Celtic Cross, A History
Our band had humble beginnings. Rene Meldrum, Mike Kowalski and John O'Gara played Mass at Immaculate Conception Church in Anchorville, Michigan and also played at monthly open mic nights held in the rec center in beautiful downtown New Baltimore. Our backgrounds were folk and country influenced. We were often joined by Rev. Mel Hiler on guitar and vocals.
In November, 1990, we were performing a quality check on the Guinness being served at Green Street Tavern by then proprietor John Smith. He expressed a desire to have some musicians come in on St. Patrick’s Day, we were on board immediately.
We realized in the days that followed, that we collectively didn’t have one blessed Irish tune that we all knew! We called on trusted friend, neighbor, raconteur, bon vivant, Scotsman, and all around great dentist, Dr. Ray McCracken. (All this and an accomplished accordionist too!) Ray, being a native of Caledonia, brought a wealth of tunes to the fray.
In the days that followed, the neighborhood was treated to the non-sonorous sounds of slightly correct Celtic tunes wafting from open windows of the O’Gara domicile. All that was left to decide was a name, and somehow, “The Blarney Boys” seemed to fit.
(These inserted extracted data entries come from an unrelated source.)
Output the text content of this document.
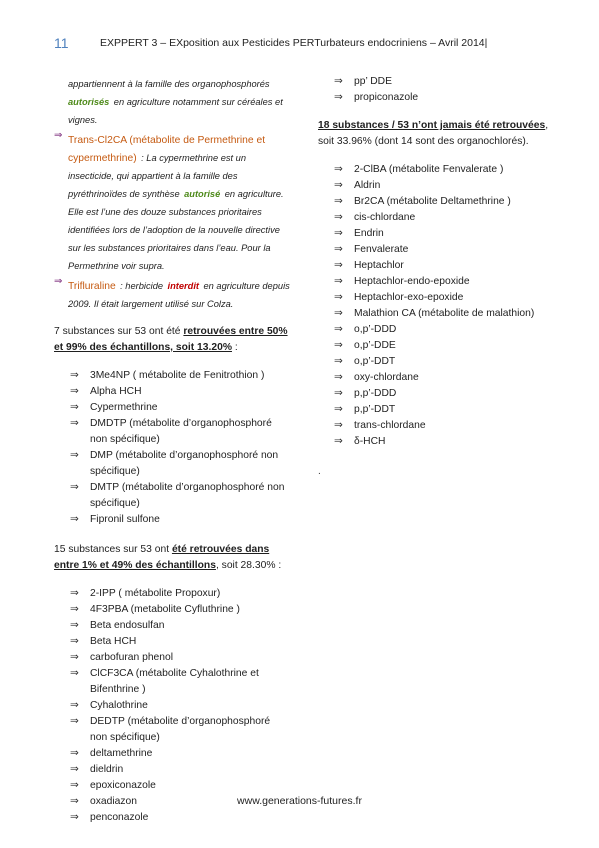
11	EXPPERT 3 – EXposition aux Pesticides PERTurbateurs endocriniens – Avril 2014|
appartiennent à la famille des organophosphorés autorisés en agriculture notamment sur céréales et vignes.
⇒ Trans-Cl2CA (métabolite de Permethrine et cypermethrine) : La cypermethrine est un insecticide, qui appartient à la famille des pyréthrinoïdes de synthèse autorisé en agriculture. Elle est l’une des douze substances prioritaires identifiées lors de l’adoption de la nouvelle directive sur les substances prioritaires dans l’eau. Pour la Permethrine voir supra.
⇒ Trifluraline : herbicide interdit en agriculture depuis 2009. Il était largement utilisé sur Colza.

7 substances sur 53 ont été retrouvées entre 50% et 99% des échantillons, soit 13.20% :

⇒	3Me4NP ( métabolite de Fenitrothion )
⇒	Alpha HCH
⇒	Cypermethrine
⇒	DMDTP (métabolite d’organophosphoré non spécifique)
⇒	DMP (métabolite d’organophosphoré non spécifique)
⇒	DMTP (métabolite d’organophosphoré non spécifique)
⇒	Fipronil sulfone

15 substances sur 53 ont été retrouvées dans entre 1% et 49% des échantillons, soit 28.30% :

⇒	2-IPP ( métabolite Propoxur)
⇒	4F3PBA (metabolite Cyfluthrine )
⇒	Beta endosulfan
⇒	Beta HCH
⇒	carbofuran phenol
⇒	ClCF3CA (métabolite Cyhalothrine et Bifenthrine )
⇒	Cyhalothrine
⇒	DEDTP (métabolite d’organophosphoré non spécifique)
⇒	deltamethrine
⇒	dieldrin
⇒	epoxiconazole
⇒	oxadiazon
⇒	penconazole
⇒	pp’ DDE
⇒	propiconazole

18 substances / 53 n’ont jamais été retrouvées, soit 33.96% (dont 14 sont des organochlorés).

⇒	2-ClBA (métabolite Fenvalerate )
⇒	Aldrin
⇒	Br2CA (métabolite Deltamethrine )
⇒	cis-chlordane
⇒	Endrin
⇒	Fenvalerate
⇒	Heptachlor
⇒	Heptachlor-endo-epoxide
⇒	Heptachlor-exo-epoxide
⇒	Malathion CA (métabolite de malathion)
⇒	o,p’-DDD
⇒	o,p’-DDE
⇒	o,p’-DDT
⇒	oxy-chlordane
⇒	p,p’-DDD
⇒	p,p’-DDT
⇒	trans-chlordane
⇒	δ-HCH

.

www.generations-futures.fr
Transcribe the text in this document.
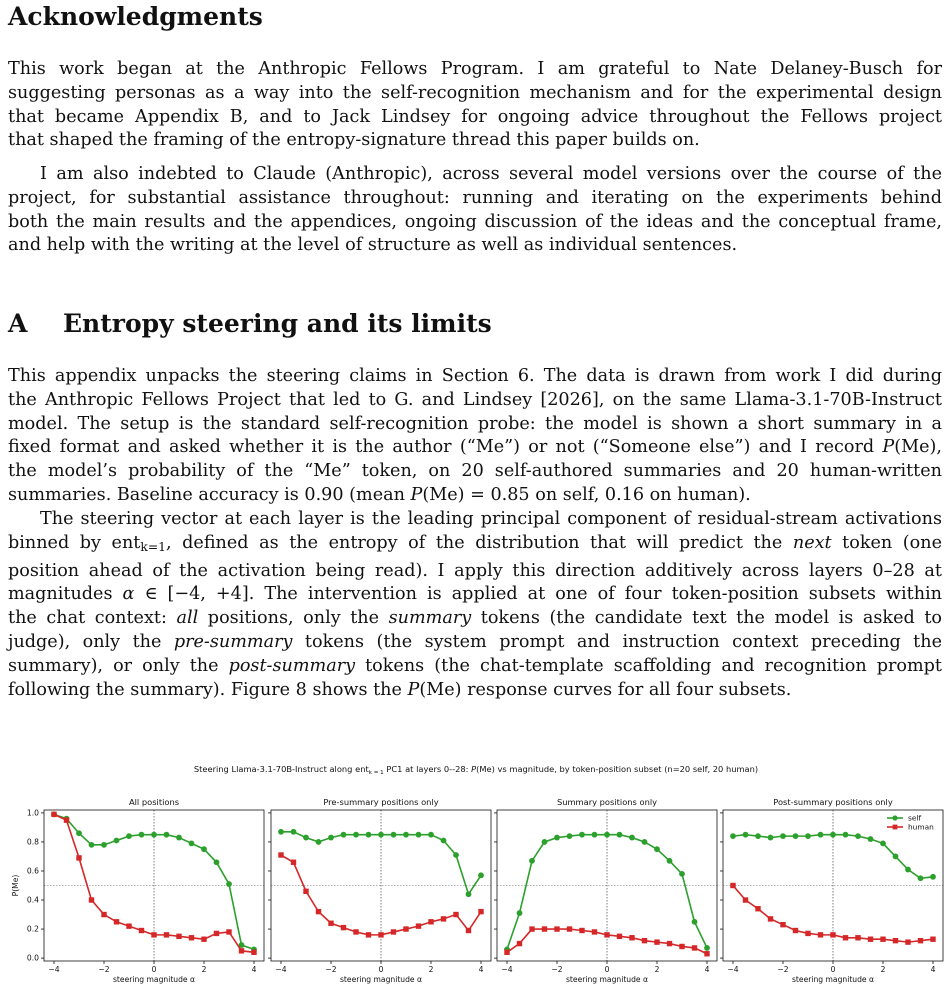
Acknowledgments

This work began at the Anthropic Fellows Program. I am grateful to Nate Delaney-Busch for
suggesting personas as a way into the self-recognition mechanism and for the experimental design
that became Appendix B, and to Jack Lindsey for ongoing advice throughout the Fellows project
that shaped the framing of the entropy-signature thread this paper builds on.

I am also indebted to Claude (Anthropic), across several model versions over the course of the
project, for substantial assistance throughout: running and iterating on the experiments behind
both the main results and the appendices, ongoing discussion of the ideas and the conceptual frame,
and help with the writing at the level of structure as well as individual sentences.

A Entropy steering and its limits

This appendix unpacks the steering claims in Section 6. The data is drawn from work I did during
the Anthropic Fellows Project that led to G. and Lindsey [2026], on the same Llama-3.1-70B-Instruct
model. The setup is the standard self-recognition probe: the model is shown a short summary in a
fixed format and asked whether it is the author (“Me”) or not (“Someone else”) and I record P(Me),
the model’s probability of the “Me” token, on 20 self-authored summaries and 20 human-written
summaries. Baseline accuracy is 0.90 (mean P(Me) = 0.85 on self, 0.16 on human).

The steering vector at each layer is the leading principal component of residual-stream activations
binned by ent$_{k=1}$, defined as the entropy of the distribution that will predict the next token (one
position ahead of the activation being read). I apply this direction additively across layers 0–28 at
magnitudes α ∈ [−4, +4]. The intervention is applied at one of four token-position subsets within
the chat context: all positions, only the summary tokens (the candidate text the model is asked to
judge), only the pre-summary tokens (the system prompt and instruction context preceding the
summary), or only the post-summary tokens (the chat-template scaffolding and recognition prompt
following the summary). Figure 8 shows the P(Me) response curves for all four subsets.

Steering Llama-3.1-70B-Instruct along ent$_{k = 1}$ PC1 at layers 0--28: P(Me) vs magnitude, by token-position subset (n=20 self, 20 human)
All positions
−4	−2	0	2	4
steering magnitude α
0.0
0.2
0.4
0.6
0.8
1.0
P(Me)
Pre-summary positions only
−4	−2	0	2	4
steering magnitude α
Summary positions only
−4	−2	0	2	4
steering magnitude α
Post-summary positions only
−4	−2	0	2	4
steering magnitude α
self
human
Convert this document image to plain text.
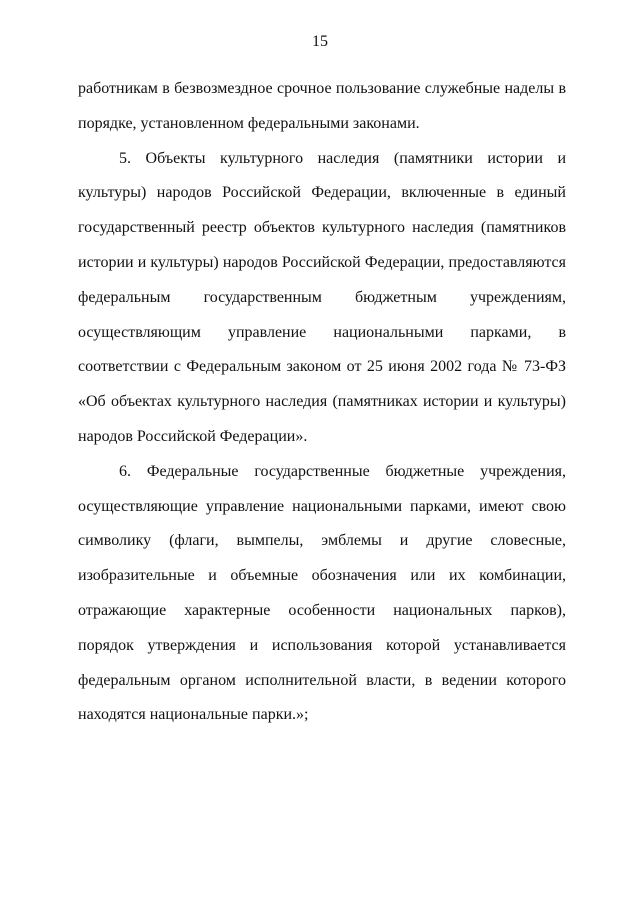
15

работникам в безвозмездное срочное пользование служебные наделы в порядке, установленном федеральными законами.

5. Объекты культурного наследия (памятники истории и культуры) народов Российской Федерации, включенные в единый государственный реестр объектов культурного наследия (памятников истории и культуры) народов Российской Федерации, предоставляются федеральным государственным бюджетным учреждениям, осуществляющим управление национальными парками, в соответствии с Федеральным законом от 25 июня 2002 года № 73-ФЗ «Об объектах культурного наследия (памятниках истории и культуры) народов Российской Федерации».

6. Федеральные государственные бюджетные учреждения, осуществляющие управление национальными парками, имеют свою символику (флаги, вымпелы, эмблемы и другие словесные, изобразительные и объемные обозначения или их комбинации, отражающие характерные особенности национальных парков), порядок утверждения и использования которой устанавливается федеральным органом исполнительной власти, в ведении которого находятся национальные парки.»;
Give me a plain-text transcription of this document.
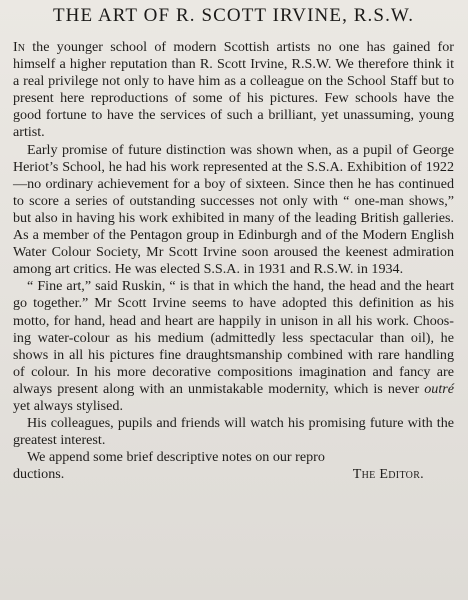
THE ART OF R. SCOTT IRVINE, R.S.W.

In the younger school of modern Scottish artists no one has gained for himself a higher reputation than R. Scott Irvine, R.S.W. We therefore think it a real privilege not only to have him as a colleague on the School Staff but to present here reproductions of some of his pictures. Few schools have the good fortune to have the services of such a brilliant, yet unassuming, young artist.

Early promise of future distinction was shown when, as a pupil of George Heriot’s School, he had his work represented at the S.S.A. Exhibition of 1922—no ordinary achievement for a boy of sixteen. Since then he has continued to score a series of outstanding successes not only with “ one-man shows,” but also in having his work exhibited in many of the leading British galleries. As a member of the Pentagon group in Edinburgh and of the Modern English Water Colour Society, Mr Scott Irvine soon aroused the keenest admiration among art critics. He was elected S.S.A. in 1931 and R.S.W. in 1934.

“ Fine art,” said Ruskin, “ is that in which the hand, the head and the heart go together.” Mr Scott Irvine seems to have adopted this definition as his motto, for hand, head and heart are happily in unison in all his work. Choosing water-colour as his medium (admittedly less spectacular than oil), he shows in all his pictures fine draughtsmanship combined with rare handling of colour. In his more decorative compositions imagination and fancy are always present along with an unmistakable modernity, which is never outré yet always stylised.

His colleagues, pupils and friends will watch his promising future with the greatest interest.

We append some brief descriptive notes on our repro

ductions.	The Editor.
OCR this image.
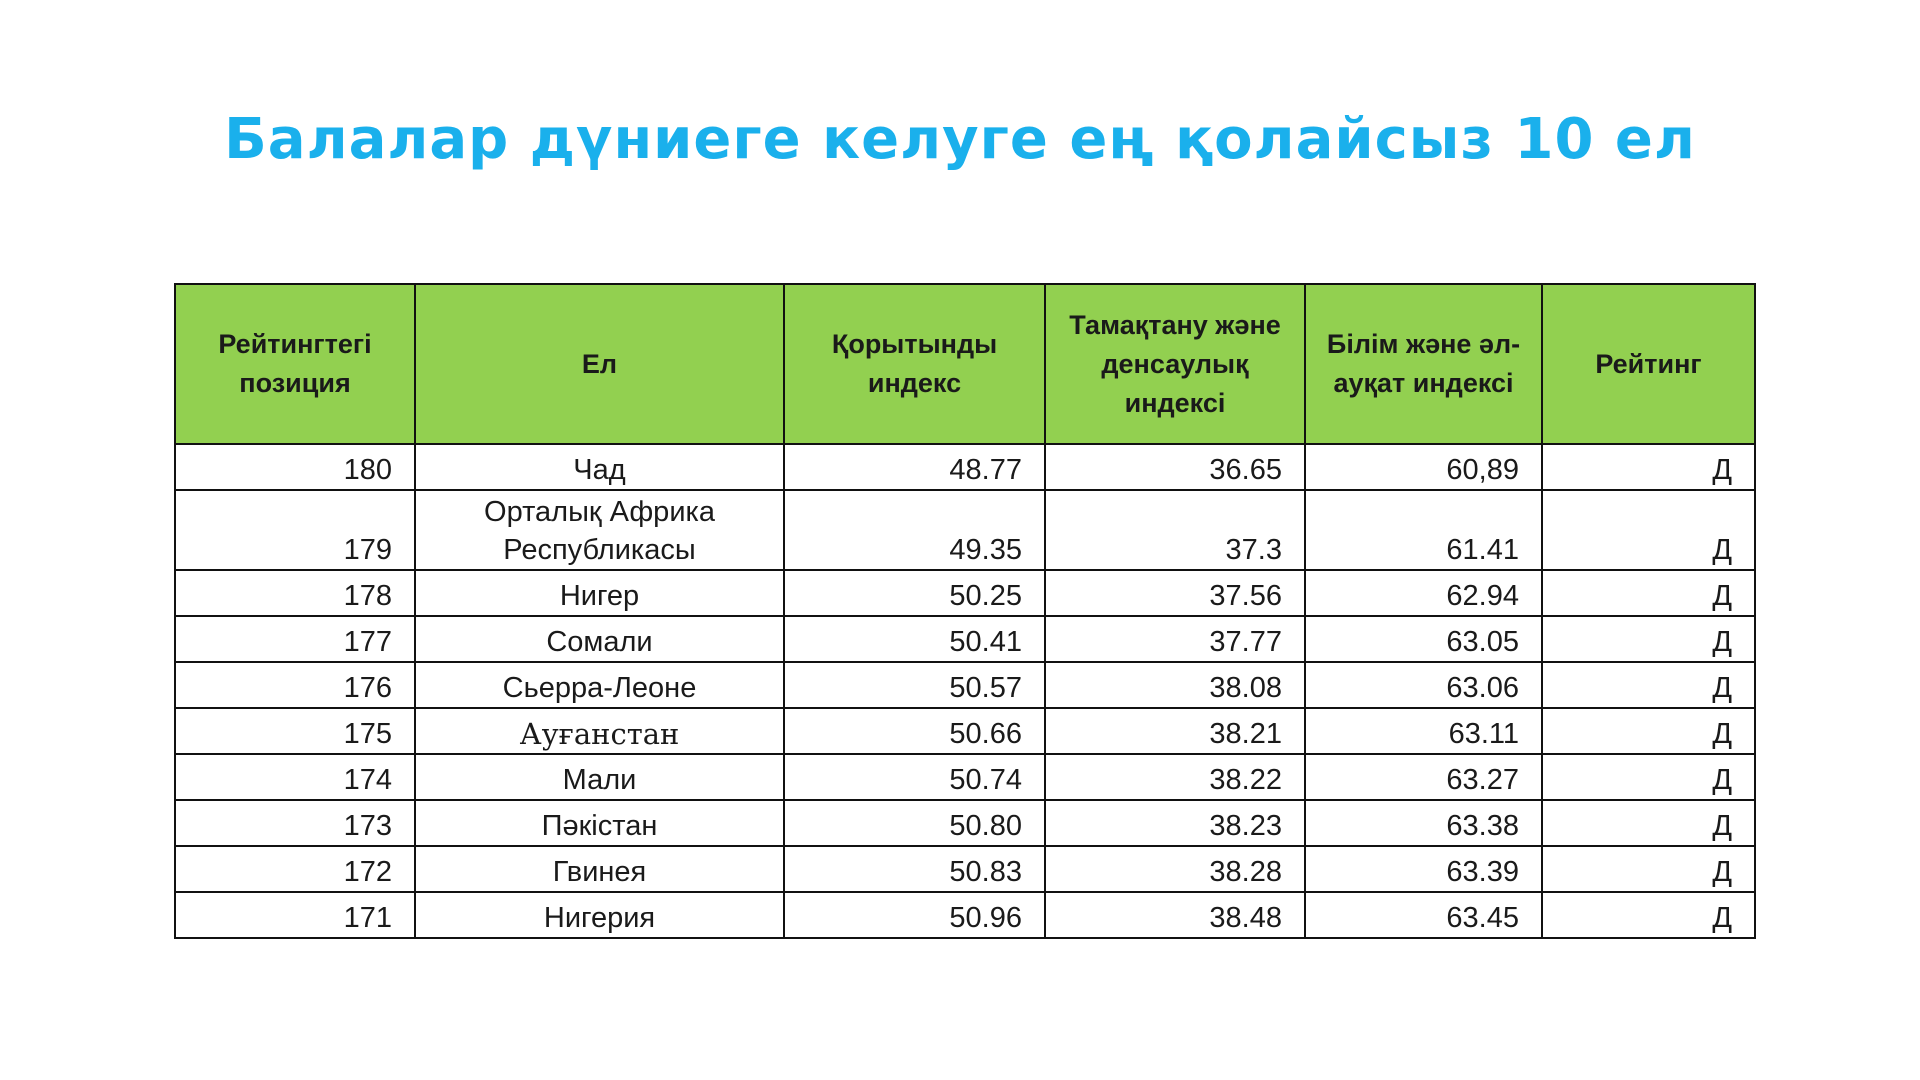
Балалар дүниеге келуге ең қолайсыз 10 ел
Рейтингтегі позиция	Ел	Қорытынды индекс	Тамақтану және денсаулық индексі	Білім және әл-ауқат индексі	Рейтинг
180	Чад	48.77	36.65	60,89	Д
179	Орталық Африка Республикасы	49.35	37.3	61.41	Д
178	Нигер	50.25	37.56	62.94	Д
177	Сомали	50.41	37.77	63.05	Д
176	Сьерра-Леоне	50.57	38.08	63.06	Д
175	Ауғанстан	50.66	38.21	63.11	Д
174	Мали	50.74	38.22	63.27	Д
173	Пәкістан	50.80	38.23	63.38	Д
172	Гвинея	50.83	38.28	63.39	Д
171	Нигерия	50.96	38.48	63.45	Д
St. Patrick’s Day at Green Street Tavern, 1991, was an unqualified success! The following year we added Susanne Wickstrom's talents on vocals, flute and whistle to the group. We were the featured band there for the next 14 years.
We stayed the Blarney Boys until 2000 when we changed our name to Celtic Cross to reflect that we certainly were not all boys, and to avoid any potential confusion between us and The Bare Naked Ladies.
So St. Patrick’s 2011 will mark our 20th anniversary as the “Best Irish Band in All of Anchorville, Michigan,” a title we covet dearly.